どういうことだろうか。なら別に女性である私を愛してくれればいいだけの話だと思うのですが、それはおこがましいのですかね。


「それでなんだが、法律的に離縁ができないので辺境地であるハラルへ行ってくれ」「……どうしてでしょうか……」


 何が悲しくてあんな荒んでボロボロな辺境地に行かねばならないのでしょうか。

 なんて自己中心的なんでしょう。

 一応とはいえ正妃として結婚した私を辺境地に追いやるなんて。


 まぁ所詮は男爵令嬢ですし、当て馬、いや、お飾り妻が欲しかっただけだったのかもしれません。


 しかし王子の子飼いのような真似したくない。男爵令嬢だって意地やプライドくらいはあるのだ。


「恐れながら、ディオン殿下はなぜその令嬢とご結婚されなかったのですか」

「あぁ、何度もプロポーズしていたのだが、断られたんだ」

「なら、私がここで暮らしても問題ないのではないですか? 私は最初からあなた様の寵愛など求めていません。

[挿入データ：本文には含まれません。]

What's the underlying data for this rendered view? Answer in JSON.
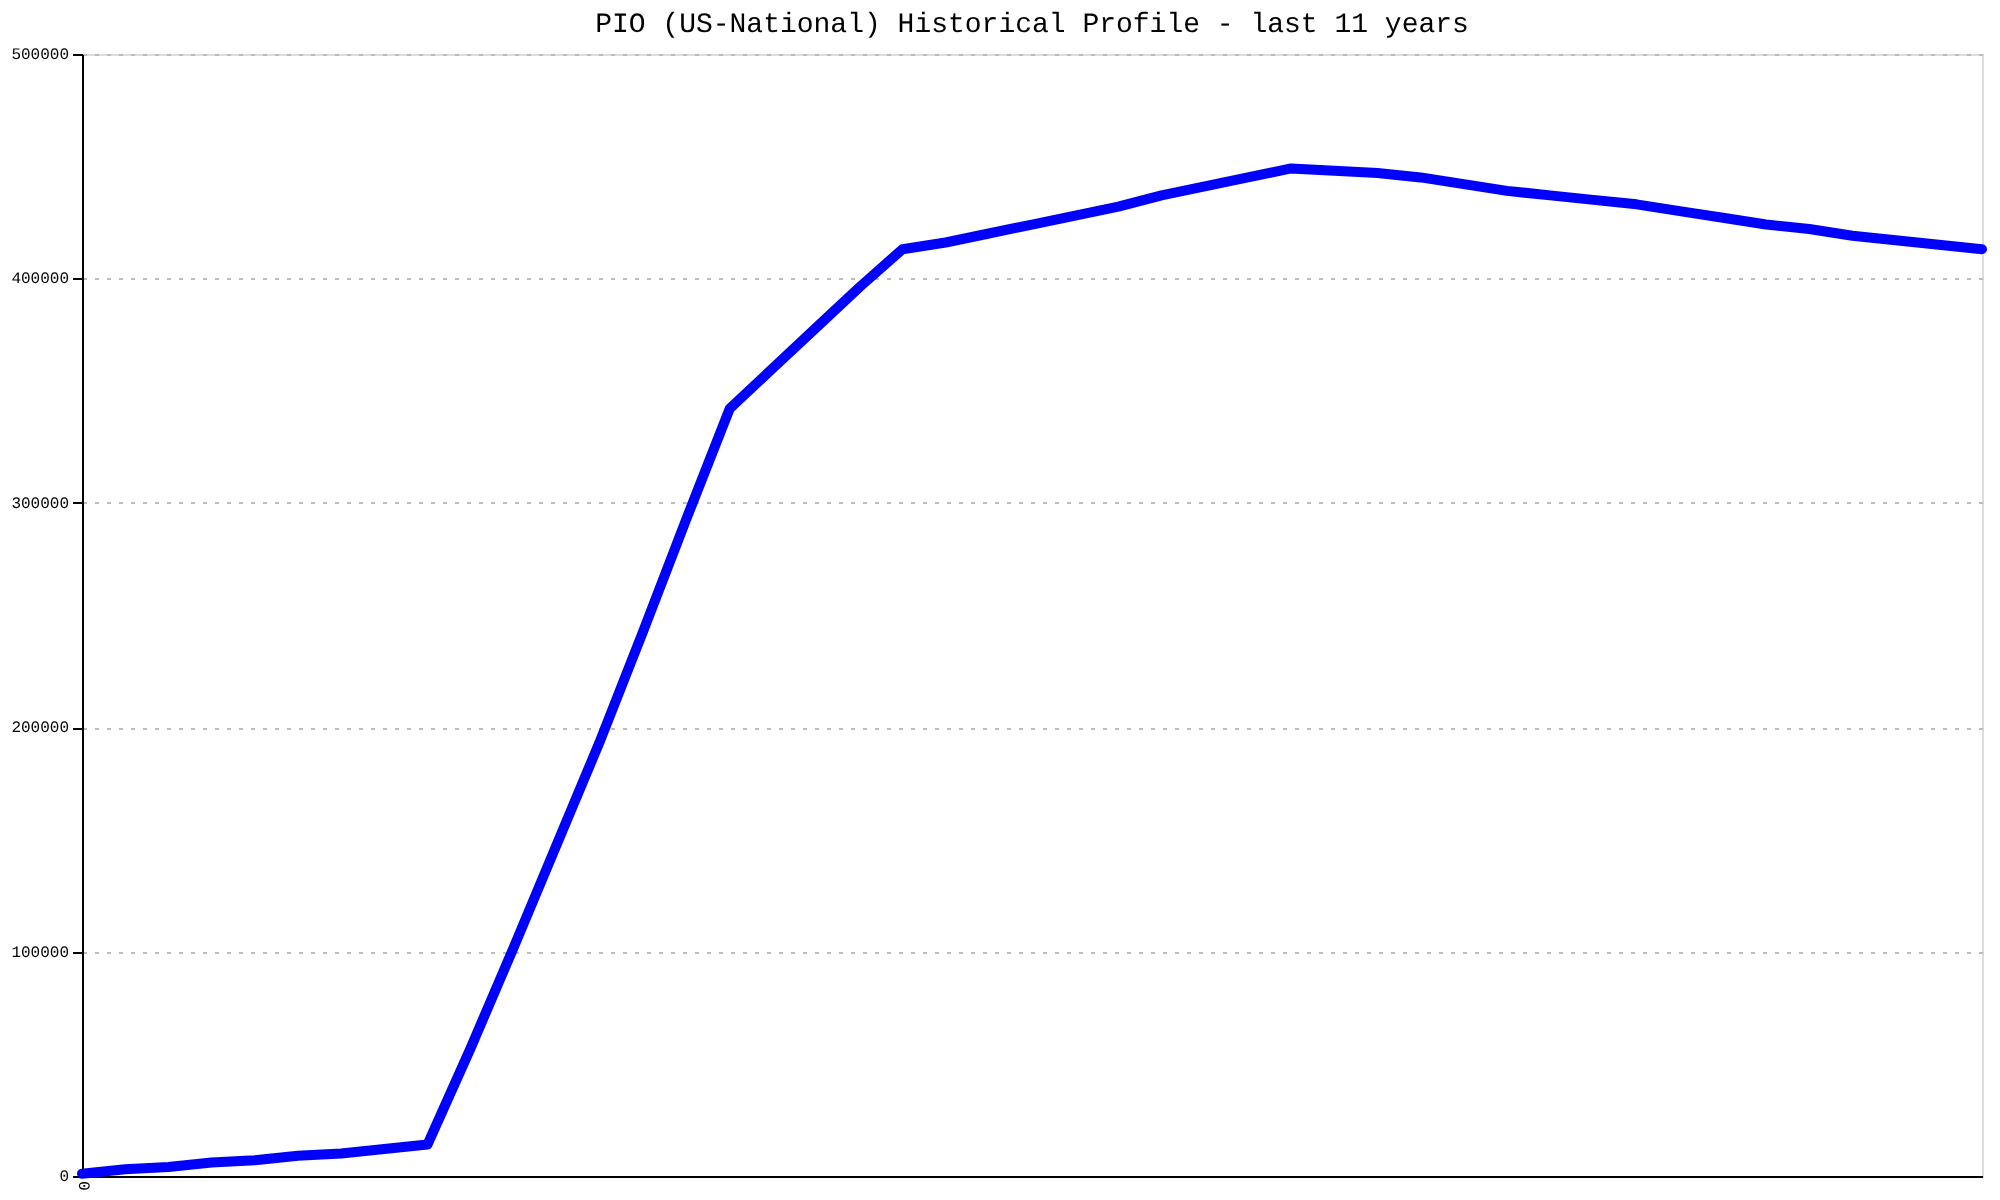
{
  "chart_data": {
    "type": "line",
    "title": "PIO (US-National) Historical Profile - last 11 years",
    "categories": [
      "0",
      null,
      null,
      null,
      null,
      null,
      null,
      null,
      null,
      null,
      null,
      null,
      null,
      null,
      null,
      null,
      null,
      null,
      null,
      null,
      null,
      null,
      null,
      null,
      null,
      null,
      null,
      null,
      null,
      null,
      null,
      null,
      null,
      null,
      null,
      null,
      null,
      null,
      null,
      null,
      null,
      null,
      null,
      null,
      null
    ],
    "series": [
      {
        "color": "#0000ff",
        "values": [
          1000,
          3000,
          4000,
          6000,
          7000,
          9000,
          10000,
          12000,
          14000,
          57000,
          102000,
          148000,
          194000,
          243000,
          293000,
          342000,
          360000,
          378000,
          396000,
          413000,
          416000,
          420000,
          424000,
          428000,
          432000,
          437000,
          441000,
          445000,
          449000,
          448000,
          447000,
          445000,
          442000,
          439000,
          437000,
          435000,
          433000,
          430000,
          427000,
          424000,
          422000,
          419000,
          417000,
          415000,
          413000
        ]
      }
    ],
    "ylim": [
      0,
      500000
    ],
    "yticks": [
      0,
      100000,
      200000,
      300000,
      400000,
      500000
    ],
    "grid": "y",
    "marker": "none",
    "line_style": "solid"
  }
}
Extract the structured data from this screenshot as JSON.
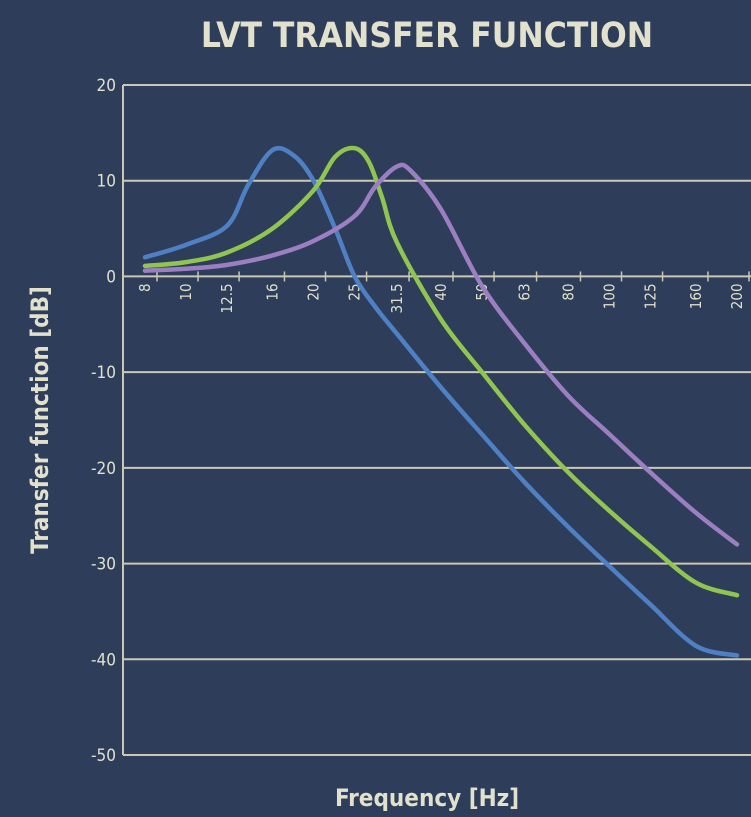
{
  "chart_data": {
    "type": "line",
    "title": "LVT TRANSFER FUNCTION",
    "xlabel": "Frequency [Hz]",
    "ylabel": "Transfer function [dB]",
    "x_scale": "log",
    "ylim": [
      -50,
      20
    ],
    "y_ticks": [
      20,
      10,
      0,
      -10,
      -20,
      -30,
      -40,
      -50
    ],
    "grid": "horizontal",
    "categories": [
      "8",
      "10",
      "12.5",
      "16",
      "20",
      "25",
      "31.5",
      "40",
      "50",
      "63",
      "80",
      "100",
      "125",
      "160",
      "200"
    ],
    "series": [
      {
        "color": "#4f80c4",
        "x": [
          8,
          10,
          12.5,
          14,
          16,
          18,
          20,
          22.5,
          25,
          28,
          31.5,
          40,
          50,
          63,
          80,
          100,
          125,
          160,
          200
        ],
        "y": [
          2,
          3.3,
          5.3,
          9.5,
          13.2,
          12.6,
          10,
          5,
          0,
          -3.2,
          -6,
          -11.6,
          -16.5,
          -21.5,
          -26.2,
          -30.3,
          -34.3,
          -38.6,
          -39.6
        ]
      },
      {
        "color": "#8fc550",
        "x": [
          8,
          10,
          12.5,
          16,
          20,
          22.5,
          25,
          27,
          29,
          31.5,
          40,
          50,
          63,
          80,
          100,
          125,
          160,
          200
        ],
        "y": [
          1.1,
          1.5,
          2.5,
          5,
          9,
          12.5,
          13.4,
          12,
          8.3,
          3.5,
          -4.5,
          -10,
          -15.5,
          -20.5,
          -24.5,
          -28.2,
          -32,
          -33.3
        ]
      },
      {
        "color": "#9b7fc0",
        "x": [
          8,
          10,
          12.5,
          16,
          20,
          25,
          28,
          31.5,
          34,
          40,
          50,
          63,
          80,
          100,
          125,
          160,
          200
        ],
        "y": [
          0.6,
          0.8,
          1.2,
          2.2,
          3.7,
          6.3,
          9.4,
          11.5,
          11,
          7,
          -1,
          -7,
          -12.5,
          -16.5,
          -20.5,
          -24.7,
          -28
        ]
      }
    ]
  }
}
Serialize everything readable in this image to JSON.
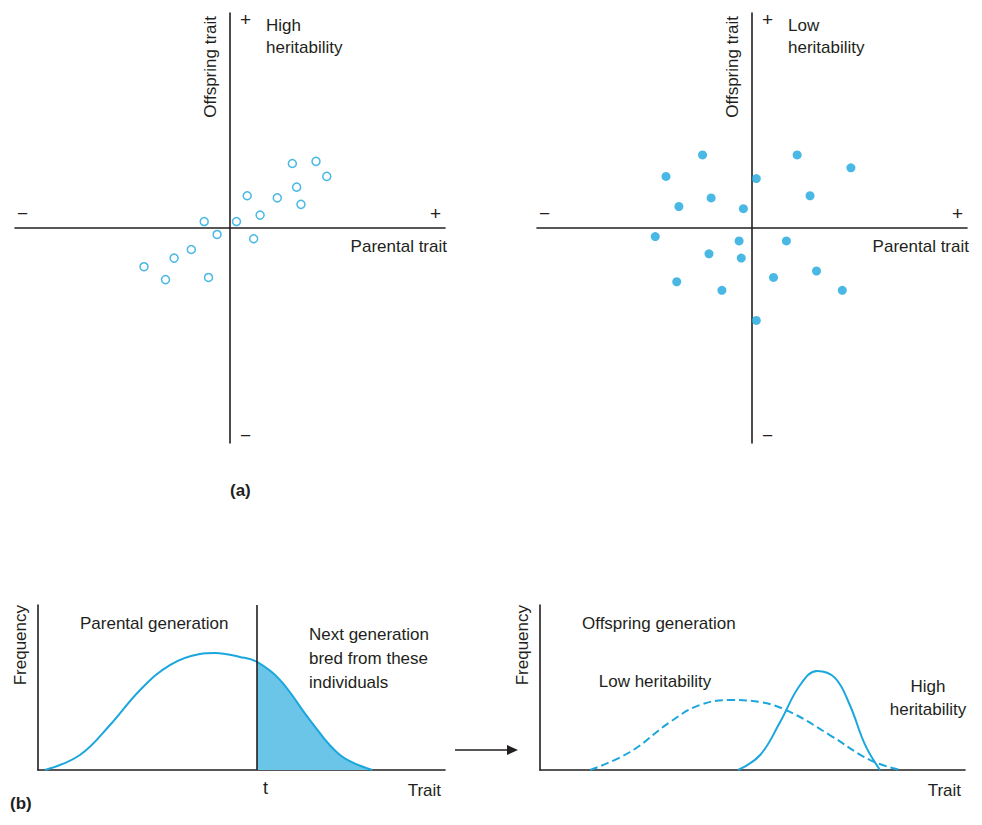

どうぞ、お好きになさってくれて結構ですよ?」

「そうか……でもだな……プロポーズは受けないくせにアイツが妬くんだ」


 さっきまでの無表情な顔から一気に破顔してその令嬢を思い浮かべているのかニヤニヤしたのだ。


(そんなに愛しているのね。相手は誰なんだろう。1度も名前すら挙がらないなんておかしい)


「それなら、その令嬢のお名前を聞いても?」

「それは……できぬ」


「それほどまでに、深く愛していらっしゃるのですね……」

「あぁ。すまない。向こうでは自由にしてくれて構わない。ご家族も一緒でもいいぞ。いくらでもお金は出してやる」


「お気遣いありがとうございます。家族には心配かけたくないのでこの話は内密に進めて下さい。でないとディオン殿下もいらぬ噂を立てられます」

「あぁ、ありがとう」


こうして、私は辺境地のハラルへと行くことになった。